Para quem vê de fora, e não tem obrigação de conhecer os meandros da justiça portuguesa, o que é que fica? Que a PGR está a querer ganhar poder para poder interferir nos processos concretos, “protegendo os amigos”.
O populismo agradece esta borla.
A violação do (alegado) segredo de justiça
Depois temos a farsa da alegada violação do segredo de justiça por parte de António Costa. O caso é simples de contar. António Costa, na qualidade de testemunha de Azeredo Lopes, respondeu por escrito às questões do juiz Carlos Alexandre sobre o chamado Caso Tancos. Ainda a cartinha estava quente já os jornais iam noticiando respostas concretas do Primeiro-Ministro. Face a isto, zero escândalo. Afinal, é hábito determinadas peças processuais que sustentam determinada narrativa terem via verde entre a Justiça e os jornais, ou melhor, entre certa Justiça e certos jornais, ou mais exatamente ainda, entre alguns agentes da Justiça e alguns jornalistas.
Perante esta seletiva “fuga de informação” das suas respostas, o Primeiro-Ministro anunciou que ia publicar no site do Governo, na íntegra, todas as perguntas e respetivas respostas, e assim fez. E, aqui, rebentou o escândalo.

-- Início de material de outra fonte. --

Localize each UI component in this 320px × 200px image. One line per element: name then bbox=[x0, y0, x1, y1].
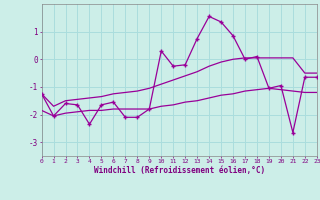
X-axis label: Windchill (Refroidissement éolien,°C): Windchill (Refroidissement éolien,°C) bbox=[94, 166, 265, 175]
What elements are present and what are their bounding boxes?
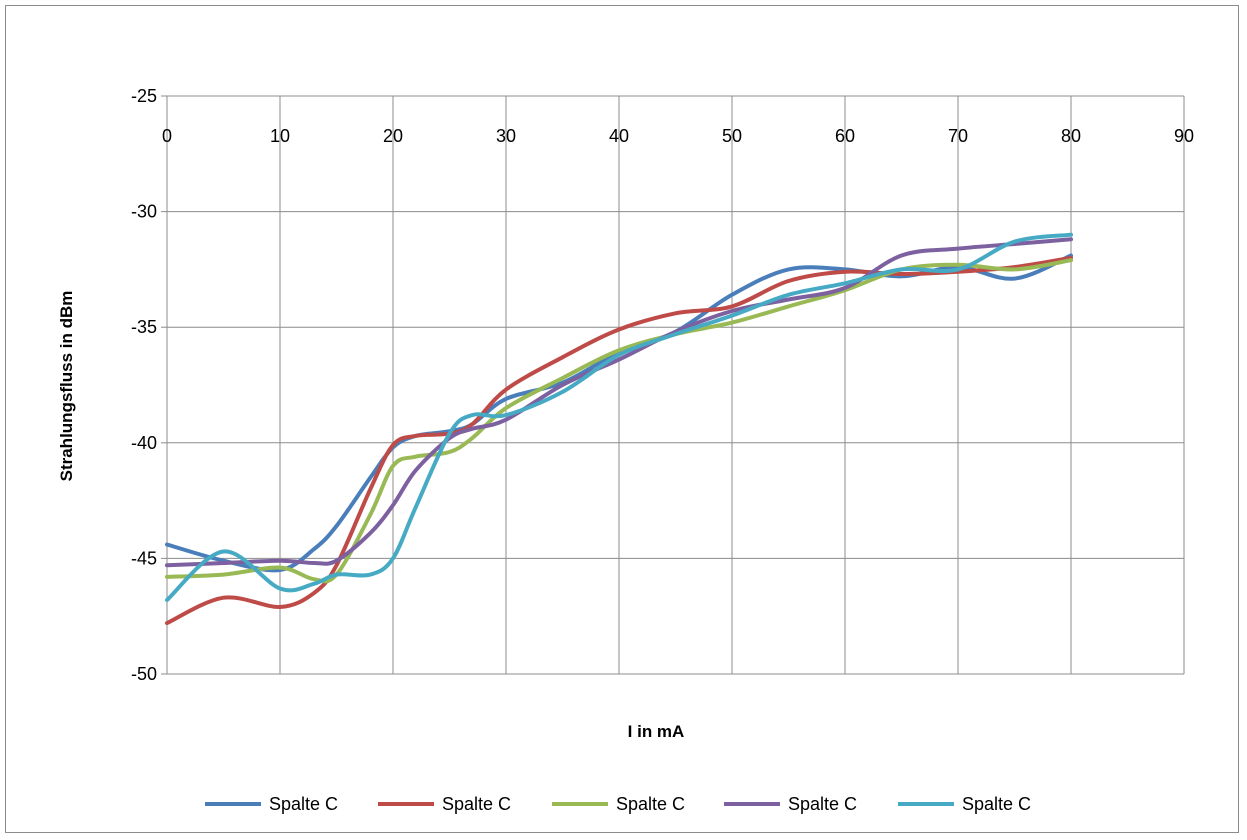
chart-frame (5, 5, 1239, 833)
x-tick-label: 80 (1061, 126, 1081, 146)
y-axis-title: Strahlungsfluss in dBm (57, 291, 76, 482)
series-layer (165, 232, 1073, 626)
legend-label-4: Spalte C (788, 794, 857, 814)
x-tick-label: 60 (835, 126, 855, 146)
x-tick-label: 30 (496, 126, 516, 146)
series-line-4 (165, 237, 1073, 568)
legend-label-1: Spalte C (269, 794, 338, 814)
y-tick-label: -50 (131, 664, 157, 684)
legend-label-5: Spalte C (962, 794, 1031, 814)
y-tick-label: -45 (131, 548, 157, 568)
y-tick-label: -40 (131, 433, 157, 453)
x-axis-title: I in mA (628, 722, 685, 741)
axis-layer: -25 -30 -35 -40 -45 -50 0 10 20 30 40 50 60 70 80 90 (131, 86, 1194, 684)
x-tick-label: 40 (609, 126, 629, 146)
x-tick-label: 10 (270, 126, 290, 146)
x-tick-label: 50 (722, 126, 742, 146)
series-line-5 (165, 232, 1073, 602)
x-tick-label: 20 (383, 126, 403, 146)
y-tick-label: -25 (131, 86, 157, 106)
legend-label-2: Spalte C (442, 794, 511, 814)
y-tick-label: -30 (131, 202, 157, 222)
legend: Spalte C Spalte C Spalte C Spalte C Spalte C (205, 794, 1031, 814)
x-tick-label: 90 (1174, 126, 1194, 146)
y-tick-label: -35 (131, 317, 157, 337)
grid-layer (167, 95, 1185, 675)
x-tick-label: 70 (948, 126, 968, 146)
legend-label-3: Spalte C (616, 794, 685, 814)
x-tick-label: 0 (162, 126, 172, 146)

Carlos Alexandre rasgou as vestes e veio instar o Ministério Público a pronunciar-se sobre o eventual crime de violação do segredo de justiça, por parte de António Costa. Quanto à inicial violação do segredo de justiça, aliás absurdamente comum nos processos em que Carlos Alexandre intervém, nem uma palavra, zero preocupações.

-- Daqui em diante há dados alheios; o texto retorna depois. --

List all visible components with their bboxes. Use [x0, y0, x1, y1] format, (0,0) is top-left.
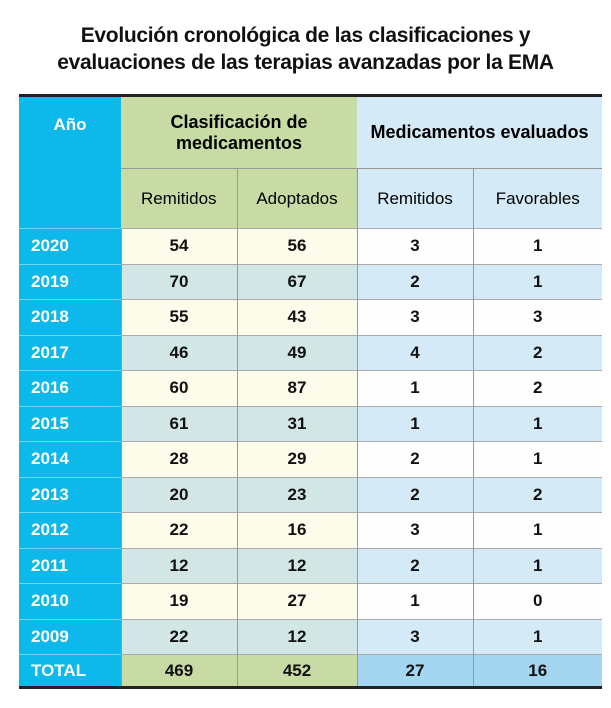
value-cell: 12 — [236, 547, 357, 584]
title-line-1: Evolución cronológica de las clasificaci… — [80, 24, 531, 47]
value-cell: 46 — [120, 334, 237, 371]
total-cell: 469 — [120, 654, 237, 688]
column-header: Remitidos — [121, 168, 237, 229]
table-row: 2015 61 31 1 1 — [19, 405, 603, 442]
table-row: 2016 60 87 1 2 — [19, 370, 603, 406]
table-row: 2009 22 12 3 1 — [19, 618, 603, 655]
value-cell: 3 — [356, 228, 473, 264]
value-cell: 22 — [120, 512, 237, 548]
value-cell: 3 — [356, 618, 473, 655]
value-cell: 1 — [472, 547, 603, 584]
year-cell: 2020 — [19, 228, 121, 264]
value-cell: 0 — [472, 583, 603, 619]
value-cell: 20 — [120, 476, 237, 513]
value-cell: 1 — [356, 583, 473, 619]
value-cell: 31 — [236, 405, 357, 442]
value-cell: 49 — [236, 334, 357, 371]
value-cell: 43 — [236, 299, 357, 335]
table-row: 2017 46 49 4 2 — [19, 334, 603, 371]
value-cell: 29 — [236, 441, 357, 477]
value-cell: 1 — [472, 228, 603, 264]
year-cell: 2015 — [19, 405, 121, 442]
value-cell: 60 — [120, 370, 237, 406]
value-cell: 61 — [120, 405, 237, 442]
group-header-evaluados: Medicamentos evaluados — [357, 95, 603, 169]
total-cell: 16 — [472, 654, 603, 688]
table-row: 2014 28 29 2 1 — [19, 441, 603, 477]
year-cell: 2009 — [19, 618, 121, 655]
value-cell: 2 — [472, 370, 603, 406]
value-cell: 3 — [356, 299, 473, 335]
table-row: 2010 19 27 1 0 — [19, 583, 603, 619]
value-cell: 70 — [120, 263, 237, 300]
value-cell: 4 — [356, 334, 473, 371]
column-header: Favorables — [472, 168, 603, 229]
table-row: 2013 20 23 2 2 — [19, 476, 603, 513]
total-cell: 452 — [236, 654, 357, 688]
value-cell: 1 — [472, 263, 603, 300]
table-row: 2020 54 56 3 1 — [19, 228, 603, 264]
value-cell: 3 — [472, 299, 603, 335]
value-cell: 87 — [236, 370, 357, 406]
value-cell: 2 — [356, 441, 473, 477]
table-row: 2019 70 67 2 1 — [19, 263, 603, 300]
value-cell: 27 — [236, 583, 357, 619]
year-cell: 2012 — [19, 512, 121, 548]
year-cell: 2018 — [19, 299, 121, 335]
value-cell: 12 — [120, 547, 237, 584]
value-cell: 1 — [356, 405, 473, 442]
value-cell: 3 — [356, 512, 473, 548]
table-row: 2012 22 16 3 1 — [19, 512, 603, 548]
year-cell: 2010 — [19, 583, 121, 619]
table-row: 2018 55 43 3 3 — [19, 299, 603, 335]
year-cell: 2019 — [19, 263, 121, 300]
value-cell: 1 — [472, 618, 603, 655]
data-table: Año Clasificación de medicamentos Medica… — [19, 94, 603, 689]
column-header: Adoptados — [236, 168, 357, 229]
value-cell: 55 — [120, 299, 237, 335]
value-cell: 1 — [356, 370, 473, 406]
column-header: Remitidos — [356, 168, 473, 229]
value-cell: 22 — [120, 618, 237, 655]
chart-title: Evolución cronológica de las clasificaci… — [0, 22, 611, 76]
value-cell: 2 — [356, 547, 473, 584]
year-header: Año — [19, 95, 121, 229]
year-cell: 2016 — [19, 370, 121, 406]
value-cell: 56 — [236, 228, 357, 264]
group-header-clasificacion: Clasificación de medicamentos — [121, 95, 357, 169]
value-cell: 1 — [472, 441, 603, 477]
value-cell: 28 — [120, 441, 237, 477]
value-cell: 54 — [120, 228, 237, 264]
value-cell: 1 — [472, 512, 603, 548]
value-cell: 16 — [236, 512, 357, 548]
year-cell: 2014 — [19, 441, 121, 477]
value-cell: 2 — [472, 476, 603, 513]
value-cell: 1 — [472, 405, 603, 442]
title-line-2: evaluaciones de las terapias avanzadas p… — [57, 51, 554, 74]
year-cell: 2013 — [19, 476, 121, 513]
value-cell: 2 — [356, 476, 473, 513]
total-row: TOTAL 469 452 27 16 — [19, 654, 603, 688]
value-cell: 2 — [472, 334, 603, 371]
year-cell: 2017 — [19, 334, 121, 371]
value-cell: 12 — [236, 618, 357, 655]
total-cell: 27 — [356, 654, 473, 688]
total-label: TOTAL — [19, 654, 121, 688]
value-cell: 2 — [356, 263, 473, 300]
value-cell: 23 — [236, 476, 357, 513]
year-cell: 2011 — [19, 547, 121, 584]
value-cell: 67 — [236, 263, 357, 300]
table-row: 2011 12 12 2 1 — [19, 547, 603, 584]
value-cell: 19 — [120, 583, 237, 619]
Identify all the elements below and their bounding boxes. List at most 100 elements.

O erro de António Costa foi não ter feito, como outros fazem, uma discreta (ou nem isso) entrega dessa informação a jornalistas que aceitem acriticamente o que lhes é dado, sob anonimato.
A Justiça portuguesa lida muito bem com a violação do segredo de justiça, desde que a consiga controlar e direcionar e que ela sirva o propósito de dar força às suas teses de acusação, as únicas que têm palco. Do lado da defesa, os arguidos são grelhados em lume brando ou bem aceso, com os jornais a darem todos os dias a versão da acusação como se essa fosse a verdade, e não o que é: uma versão. Quando se chega a julgamento (nos casos em que se chega), a opinião pública está completamente condicionada: o arguido fez obviamente aquelas coisas todas, é necessariamente um indivíduo de mau carácter (estas prosas são por natureza maniqueístas) e, se não for condenado, é porque a Justiça o protegeu, porque é “amigo”. Perante a avalanche de “provas” levadas à estampa dia após dia, durante anos, e a verdadeiros assassinatos de carácter, como é possível não o condenar? Não será por falta de provas, por uma Acusação mal feita, por incompetência do Ministério Público. Não. A explicação terá de ser que “eles”, os poderosos, se safam sempre, se protegem sempre uns aos outros.
E esta é a segunda grande borla que a Justiça dá aos populistas, a completa ausência de fé dos cidadãos no funcionamento de uma instituição central para a democracia.
O populismo cresce porque o sistema falha. O populismo já é perigoso por si, convém não o ajudar de forma tão flagrante.